Efficacy of Dextenza Insert in Upper vs Lower Punctum Following Cataract Surgery With PCIOL.

Phase 4

Completed

Brief Summary: To assess the safety and effectiveness of treatment with an intracanalicular dexamethasone (0.4mg) insert in the operating room following cataract surgery/intraocular lens implant (IOL) with or without iStent/Hydrus/Goniotomy when placed in the lower punctum compared to the upper punctum.
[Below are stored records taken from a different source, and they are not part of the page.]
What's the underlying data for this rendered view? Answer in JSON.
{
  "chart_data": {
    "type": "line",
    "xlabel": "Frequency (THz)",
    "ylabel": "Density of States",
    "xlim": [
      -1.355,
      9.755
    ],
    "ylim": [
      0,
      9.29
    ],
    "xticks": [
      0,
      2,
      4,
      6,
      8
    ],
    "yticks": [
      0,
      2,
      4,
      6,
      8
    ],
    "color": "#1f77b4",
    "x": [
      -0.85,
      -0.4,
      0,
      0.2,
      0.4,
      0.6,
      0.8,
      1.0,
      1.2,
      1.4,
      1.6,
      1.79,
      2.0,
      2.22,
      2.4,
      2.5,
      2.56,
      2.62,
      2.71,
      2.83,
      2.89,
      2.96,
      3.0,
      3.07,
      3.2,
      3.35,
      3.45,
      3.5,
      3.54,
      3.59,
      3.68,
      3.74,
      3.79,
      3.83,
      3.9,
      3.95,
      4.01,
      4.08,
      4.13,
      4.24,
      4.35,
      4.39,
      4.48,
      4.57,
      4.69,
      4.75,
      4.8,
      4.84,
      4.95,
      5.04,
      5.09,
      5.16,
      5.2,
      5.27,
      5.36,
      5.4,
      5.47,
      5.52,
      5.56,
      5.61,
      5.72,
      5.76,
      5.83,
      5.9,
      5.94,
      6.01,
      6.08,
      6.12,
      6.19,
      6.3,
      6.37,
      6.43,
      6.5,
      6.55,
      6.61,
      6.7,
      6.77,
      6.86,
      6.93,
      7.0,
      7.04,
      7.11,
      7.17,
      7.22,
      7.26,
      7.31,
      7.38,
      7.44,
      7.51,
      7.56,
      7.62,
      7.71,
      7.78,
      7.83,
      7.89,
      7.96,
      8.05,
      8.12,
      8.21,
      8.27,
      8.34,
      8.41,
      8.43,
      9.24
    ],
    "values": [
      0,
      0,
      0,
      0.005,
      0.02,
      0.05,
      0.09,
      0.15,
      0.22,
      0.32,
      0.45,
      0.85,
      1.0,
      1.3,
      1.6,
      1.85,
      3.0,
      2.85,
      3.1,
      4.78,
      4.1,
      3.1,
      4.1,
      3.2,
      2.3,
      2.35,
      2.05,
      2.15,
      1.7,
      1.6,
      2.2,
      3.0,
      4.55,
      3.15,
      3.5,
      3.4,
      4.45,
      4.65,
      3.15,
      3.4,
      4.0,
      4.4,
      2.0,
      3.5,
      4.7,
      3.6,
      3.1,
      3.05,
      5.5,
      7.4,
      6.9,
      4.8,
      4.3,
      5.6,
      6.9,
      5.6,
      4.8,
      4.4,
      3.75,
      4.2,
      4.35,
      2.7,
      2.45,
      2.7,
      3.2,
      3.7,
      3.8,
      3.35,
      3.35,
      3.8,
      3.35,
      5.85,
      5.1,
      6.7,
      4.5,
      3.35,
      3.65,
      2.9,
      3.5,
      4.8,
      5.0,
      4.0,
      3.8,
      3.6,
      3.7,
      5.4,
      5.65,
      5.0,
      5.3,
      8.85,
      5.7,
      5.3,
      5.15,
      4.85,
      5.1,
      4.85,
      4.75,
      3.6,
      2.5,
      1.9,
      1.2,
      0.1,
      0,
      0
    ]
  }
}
Detailed Description: This is a randomized, controlled study to evaluate the safety and effectiveness of treatment with an intracanalicular dexamethasone (0.4mg) insert in the operating room following cataract surgery/intraocular lens implant (IOL) with or without iStent/Hydrus/Goniotomy when placed in the lower punctum compared to the upper punctum.

Recruitment & Eligibility

Inclusion Criteria

Subjects will be eligible for study participation if they:

Are planning to undergo non-complicated CCI CE/PCIOL in one or both eyes with or without iStent/Hydrus/Goniotomy.
Are willing and able to comply with clinic visits and study related procedures.
Are willing and able to sign the informed consent form.
Not pregnant.

Exclusion Criteria

Subjects are not eligible for study participation if they:

Are currently being treated with corticosteroid implant (i.e. Ozurdex).
Have a history of herpes simplex virus keratitis or present active bacterial, viral, or fungal keratitis in either eye.
Have a history of complete punctal occlusion in one or both punctum.
Currently use topical ophthalmic steroid medications.
Are unwilling or unable to comply with the study protocol.
Are determined by the Investigator to not be included for reasons not already specified (e.g., systemic, behavioral, or other ocular disease/abnormality) or if the health of the subject or the validity of the study outcomes may be compromised by the subject's enrollment.
Have active infectious systemic disease.
Have active infectious ocular or extraocular disease.
Have unobstructed nasolacrimal duct in the study eye(s) (dacrocystitis).
Have known hypersensitivity to dexamethasone or are a known steroid responder.
Have a history of ocular inflammation or macular edema.
Are currently being treated with immunomodulating agents in the study eye(s).
Are currently being treated with immunosuppressants an/or oral steroids.
Are Pregnant or breast-feeding or wish to become pregnant during the length of study participation.

Arm && Interventions

Group	Intervention	Description
Lower Punctum Insertion (Group 1)	Dextenza 0.4Mg Ophthalmic Insert	DEXTENZA (dexamethasone ophthalmic insert, 0.4mg) for intracanalicular use Group 1 (up to 40 eyes) will receive the insert in the lower punctum on the day of surgery in the OR.
Upper Punctum Insertion (Group 2)	Dextenza 0.4Mg Ophthalmic Insert	DEXTENZA (dexamethasone ophthalmic insert, 0.4mg) for intracanalicular use Group 2 (up to 40 eyes) will receive the insert in the upper punctum on the of surgery in the OR.

Primary Outcome Measures

Name	Time	Method
Participants With Complete Absence of Ocular Pain at Day 8	at Day 8	Participant reported ocular pain on a scale of (0-10) with zero (0) equaling no pain and ten(10) equaling maximal pain on day 8.
Participants With Zero Cells on Day 14	at Day 14	Proportion of of participants with complete absence of anterior chamber cell at Day 14 as measured by Summed Ocular Inflammation Score (0-4).

Secondary Outcome Measures

Name	Time	Method
Ease of Insertion	Day 0	Rated as Easy, Moderate, Difficult
Attempts to Achieve Successful Insertion	Day 0	Number of attempts to insert the dexamethasone insert in the upper or lower punctum.